What has been harder about parenting an adopted child with this need than you thought?
The amount of appointments we have already had to deal with between the schooling system and doctors/dentists and advocating for her needs.
What does day to day management of their need look like?
Because of her stubbornness, we have to help her with things like getting dressed, bathing, brushing teeth, etc. She fights us on things that she doesn’t like doing (brushing teeth, washing hair). She constantly touches things she shouldn’t be touching and thinks it’s funny to run off with them. She has zero concept of danger so we have to always have an eye on her and I have to make sure her teacher and aides do as well. She also will not sleep in her own room (with her sister) so she has been in our room since coming home. She doesn’t sleep well and so I am woken up a few times during the night most nights. Her heart condition is something we were not prepared for because her file made no mention of it. She has a leaky mitral valve which will eventually need replaced. In the meantime, she is doing great and shows no signs of difficulty with her heart so we just continue to monitor her with echocardiograms every six months.
When families consider this special need, what specialists should they look for be in their geographic area?
Since coming home have seen her pediatrician, cardiologist, ENT doctor, eye doctor, and dentist…all multiple times. Her dental work will all need to be done in the hospital because of her heart condition. We have also had lots of blood work done. Even with insurance we have racked up the bills for her already. A family would want to make sure they have good specialty insurance coverage.
Have you had challenging interactions with the general public about your child’s special needs? How have you responded?
Really just stares because she has her own language and so people wonder what is “wrong” with her. We have not had anyone say anything to us directly yet, thankfully.

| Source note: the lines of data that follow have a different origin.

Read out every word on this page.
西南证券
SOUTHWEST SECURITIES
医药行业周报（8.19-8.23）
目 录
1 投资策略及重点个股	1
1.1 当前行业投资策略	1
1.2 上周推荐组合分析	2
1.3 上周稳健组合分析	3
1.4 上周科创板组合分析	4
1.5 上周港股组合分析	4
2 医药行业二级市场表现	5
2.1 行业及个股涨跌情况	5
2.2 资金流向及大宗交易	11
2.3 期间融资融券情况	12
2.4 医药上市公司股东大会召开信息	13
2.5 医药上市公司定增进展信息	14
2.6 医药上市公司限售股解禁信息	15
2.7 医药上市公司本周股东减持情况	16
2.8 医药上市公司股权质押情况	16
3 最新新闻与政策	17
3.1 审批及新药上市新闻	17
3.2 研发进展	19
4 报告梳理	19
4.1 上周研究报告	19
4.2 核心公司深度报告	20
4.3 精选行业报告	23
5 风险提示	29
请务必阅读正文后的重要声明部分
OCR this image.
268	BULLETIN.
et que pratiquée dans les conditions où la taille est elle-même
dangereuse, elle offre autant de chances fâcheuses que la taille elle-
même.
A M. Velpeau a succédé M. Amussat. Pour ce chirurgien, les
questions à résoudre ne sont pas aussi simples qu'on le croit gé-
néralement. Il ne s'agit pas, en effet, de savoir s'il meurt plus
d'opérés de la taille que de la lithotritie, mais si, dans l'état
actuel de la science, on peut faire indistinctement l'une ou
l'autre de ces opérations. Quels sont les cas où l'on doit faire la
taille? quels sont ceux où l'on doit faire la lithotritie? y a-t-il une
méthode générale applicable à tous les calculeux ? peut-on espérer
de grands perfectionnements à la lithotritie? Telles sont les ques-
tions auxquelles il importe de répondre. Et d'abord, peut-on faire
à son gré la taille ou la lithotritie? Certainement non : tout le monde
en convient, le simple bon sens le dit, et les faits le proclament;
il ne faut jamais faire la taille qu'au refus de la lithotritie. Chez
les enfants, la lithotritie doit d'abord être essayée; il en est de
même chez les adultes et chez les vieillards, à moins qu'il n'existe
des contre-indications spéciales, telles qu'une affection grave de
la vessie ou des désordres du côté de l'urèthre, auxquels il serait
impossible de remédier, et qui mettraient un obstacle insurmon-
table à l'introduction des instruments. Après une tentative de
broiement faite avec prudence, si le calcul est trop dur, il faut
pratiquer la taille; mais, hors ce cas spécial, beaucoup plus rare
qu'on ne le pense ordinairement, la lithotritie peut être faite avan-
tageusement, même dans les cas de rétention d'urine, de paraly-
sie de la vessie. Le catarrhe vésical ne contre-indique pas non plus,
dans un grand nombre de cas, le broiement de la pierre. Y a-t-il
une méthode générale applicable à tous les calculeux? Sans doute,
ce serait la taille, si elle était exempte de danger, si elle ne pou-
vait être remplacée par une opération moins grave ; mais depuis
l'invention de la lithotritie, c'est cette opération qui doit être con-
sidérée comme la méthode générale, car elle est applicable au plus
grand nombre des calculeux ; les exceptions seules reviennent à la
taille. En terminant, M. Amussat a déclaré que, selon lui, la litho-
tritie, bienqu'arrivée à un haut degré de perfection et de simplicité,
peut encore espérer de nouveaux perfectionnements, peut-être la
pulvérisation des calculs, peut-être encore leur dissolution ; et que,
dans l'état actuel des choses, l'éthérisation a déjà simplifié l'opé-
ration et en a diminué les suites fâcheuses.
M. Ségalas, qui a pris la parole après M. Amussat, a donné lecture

We always save the very best question for last. What is the very BEST thing about parenting a child with Down Syndrome?
I’m not entirely sure of the reason God asked us to adopt a child with Down syndrome, but the special need didn’t worry me one bit. Only God can do that. I wouldn’t of even had considered Down syndrome 8 years ago, or even 3 years ago. I wish I would have, because she is teaching us so very much about joy, love, and living in each and every moment! All those who spend any amount of time around her will agree. Although she is not happy ALL the time, she is happy most of the time. She will sing or dance at the drop of a hat. She is not afraid to try anything and everything and gives the best hugs and kisses. I pray that people can set aside their fears of Down Syndrome because what you receive is far greater than what you may think you’ll lose!